For starters, the goof-ball performances by Cameron Diaz and her supported cast (save Langella, at least the half that played in this movie) are heart-wrenching to watch — and that’s meant in the bad way. Like watching a third-grader trying her best in front of the class, it’s hard not to pity Diaz, whose fake Southern accent provides one of the best laughs the big screen has had to offer this year.



The Box feels like it was made over a period of at least 10 years, that writer-director Richard Kelly (Donnie Darko) sewed portions of the film together intermittently with little thought whatsoever. Maybe between different projects he wrote pieces of it, or after a long night of drinking, or sometimes in the dark he would just see where his pen took him.

The film has so much to say that it ends up talking over itself, as some messages and storylines are touched on briefly and never brought back again.
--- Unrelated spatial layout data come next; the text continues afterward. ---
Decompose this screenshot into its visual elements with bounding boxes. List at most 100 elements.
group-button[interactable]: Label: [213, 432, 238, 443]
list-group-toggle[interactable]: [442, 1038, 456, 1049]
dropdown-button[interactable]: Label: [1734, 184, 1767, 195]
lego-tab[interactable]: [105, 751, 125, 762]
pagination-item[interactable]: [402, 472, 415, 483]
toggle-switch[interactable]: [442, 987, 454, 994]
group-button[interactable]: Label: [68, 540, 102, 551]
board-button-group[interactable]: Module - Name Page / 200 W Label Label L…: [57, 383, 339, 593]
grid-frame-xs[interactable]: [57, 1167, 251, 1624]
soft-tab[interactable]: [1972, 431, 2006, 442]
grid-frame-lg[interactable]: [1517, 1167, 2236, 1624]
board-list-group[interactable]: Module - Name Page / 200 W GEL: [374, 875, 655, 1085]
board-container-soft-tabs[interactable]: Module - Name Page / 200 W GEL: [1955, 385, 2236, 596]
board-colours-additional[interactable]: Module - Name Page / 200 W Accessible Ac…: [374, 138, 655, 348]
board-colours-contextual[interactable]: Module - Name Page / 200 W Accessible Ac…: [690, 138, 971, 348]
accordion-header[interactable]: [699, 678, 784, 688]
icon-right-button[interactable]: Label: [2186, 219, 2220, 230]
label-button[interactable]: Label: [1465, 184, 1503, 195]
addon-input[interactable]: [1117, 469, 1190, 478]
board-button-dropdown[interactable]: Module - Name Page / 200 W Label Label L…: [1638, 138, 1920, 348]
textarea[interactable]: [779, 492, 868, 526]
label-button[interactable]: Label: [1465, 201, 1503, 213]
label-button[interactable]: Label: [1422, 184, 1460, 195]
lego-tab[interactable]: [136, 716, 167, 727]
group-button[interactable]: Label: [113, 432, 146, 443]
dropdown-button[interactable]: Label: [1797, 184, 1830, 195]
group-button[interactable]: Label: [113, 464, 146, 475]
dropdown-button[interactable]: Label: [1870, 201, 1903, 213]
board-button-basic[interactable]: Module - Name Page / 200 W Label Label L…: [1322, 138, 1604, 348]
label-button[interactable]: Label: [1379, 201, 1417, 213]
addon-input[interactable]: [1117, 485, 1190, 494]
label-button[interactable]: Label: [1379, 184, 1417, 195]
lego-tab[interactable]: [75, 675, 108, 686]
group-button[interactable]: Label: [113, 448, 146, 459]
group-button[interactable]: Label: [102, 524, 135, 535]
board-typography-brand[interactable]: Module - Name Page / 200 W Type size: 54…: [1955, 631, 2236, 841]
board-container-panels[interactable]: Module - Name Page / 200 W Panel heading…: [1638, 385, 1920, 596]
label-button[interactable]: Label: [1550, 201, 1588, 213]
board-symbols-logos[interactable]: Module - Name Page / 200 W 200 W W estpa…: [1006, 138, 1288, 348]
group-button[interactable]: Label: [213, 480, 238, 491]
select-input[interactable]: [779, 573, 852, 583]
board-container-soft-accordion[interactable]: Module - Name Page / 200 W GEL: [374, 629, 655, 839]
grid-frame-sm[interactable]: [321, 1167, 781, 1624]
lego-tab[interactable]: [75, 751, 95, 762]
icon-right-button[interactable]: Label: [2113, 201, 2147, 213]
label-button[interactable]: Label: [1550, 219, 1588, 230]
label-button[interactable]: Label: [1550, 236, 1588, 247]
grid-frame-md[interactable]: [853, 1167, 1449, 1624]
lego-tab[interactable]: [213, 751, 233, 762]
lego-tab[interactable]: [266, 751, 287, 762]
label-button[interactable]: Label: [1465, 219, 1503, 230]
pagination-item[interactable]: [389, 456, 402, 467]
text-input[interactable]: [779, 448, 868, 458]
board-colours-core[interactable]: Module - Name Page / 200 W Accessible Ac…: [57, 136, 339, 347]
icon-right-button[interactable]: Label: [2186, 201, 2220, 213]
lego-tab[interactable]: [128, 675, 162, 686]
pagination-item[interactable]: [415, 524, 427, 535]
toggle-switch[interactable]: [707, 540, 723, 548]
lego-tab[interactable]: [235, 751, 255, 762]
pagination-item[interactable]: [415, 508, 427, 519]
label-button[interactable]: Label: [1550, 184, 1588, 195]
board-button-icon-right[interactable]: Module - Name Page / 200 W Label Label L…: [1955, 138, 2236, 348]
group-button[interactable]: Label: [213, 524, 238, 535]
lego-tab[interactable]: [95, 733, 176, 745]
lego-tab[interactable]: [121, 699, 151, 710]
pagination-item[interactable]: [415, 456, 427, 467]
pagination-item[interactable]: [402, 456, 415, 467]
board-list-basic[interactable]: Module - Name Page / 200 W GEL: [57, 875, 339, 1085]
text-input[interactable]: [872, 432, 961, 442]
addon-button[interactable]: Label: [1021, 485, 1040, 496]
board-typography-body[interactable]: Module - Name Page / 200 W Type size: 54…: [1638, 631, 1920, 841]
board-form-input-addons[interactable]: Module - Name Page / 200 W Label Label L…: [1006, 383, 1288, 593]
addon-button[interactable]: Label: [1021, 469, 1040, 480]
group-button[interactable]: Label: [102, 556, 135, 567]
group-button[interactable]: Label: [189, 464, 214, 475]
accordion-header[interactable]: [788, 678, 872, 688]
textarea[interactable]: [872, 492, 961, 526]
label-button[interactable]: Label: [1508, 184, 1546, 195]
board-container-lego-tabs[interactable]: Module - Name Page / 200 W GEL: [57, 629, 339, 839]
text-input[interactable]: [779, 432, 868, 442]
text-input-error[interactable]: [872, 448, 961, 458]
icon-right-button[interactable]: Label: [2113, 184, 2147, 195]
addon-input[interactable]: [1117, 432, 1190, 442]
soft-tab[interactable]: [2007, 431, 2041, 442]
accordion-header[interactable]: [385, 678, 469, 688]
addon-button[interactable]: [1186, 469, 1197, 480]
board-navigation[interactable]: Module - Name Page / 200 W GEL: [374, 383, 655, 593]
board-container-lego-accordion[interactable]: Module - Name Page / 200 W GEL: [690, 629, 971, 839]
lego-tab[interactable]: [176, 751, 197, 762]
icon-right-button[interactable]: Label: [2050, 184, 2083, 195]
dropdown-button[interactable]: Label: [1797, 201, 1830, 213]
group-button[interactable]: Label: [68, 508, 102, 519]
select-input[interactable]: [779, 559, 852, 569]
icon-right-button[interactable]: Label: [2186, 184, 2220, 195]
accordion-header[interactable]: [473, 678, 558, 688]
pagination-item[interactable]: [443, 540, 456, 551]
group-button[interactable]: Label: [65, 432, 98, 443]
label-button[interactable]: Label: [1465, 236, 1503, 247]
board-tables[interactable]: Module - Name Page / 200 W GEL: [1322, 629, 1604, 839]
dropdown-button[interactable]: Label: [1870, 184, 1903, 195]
It’s like trying to convince someone to convert to Christianity, Judaism and Hinduism all at the same time.



The film’s main message about greed and capitalism is muddied by its fantastical imagery and underdone higher-power allusions. It’s hard to take the message seriously when the film skips around so much—at one point exerting its foundation in reality and then at the next depicting some lady conjuring other dimensions.



References to Jean-Paul Sartre and Arthur C. Clarke show an attempt at fleshing the tale out and conveying a message of philosophical importance (on life and death, forgiveness, sacrifice, technology), but are ultimately drowned out by the film’s other screaming ambitions.



The musical accompaniment is distracting and tedious. The film is afraid of silence, as its mismatched, annoying soundtrack is ever-present, a mistake that exemplifies the film’s hyperactivity.

In the end, it’s hard to tell what The Box is about (besides everything, that is). Even its more recognizable themes are underscored by smaller ones, like how women are more likely to give into greed than men, a subtle and sexist claim that works to showcase female weakness.



While The Box poses numerous challenging questions to the viewer in lightening-fast repetition (do not see the movie in order to understand that pun), by the end, it’s hard to care whether or not these questions are answered, or if they ever will be. Do you want to know what the box does? Of course you don’t.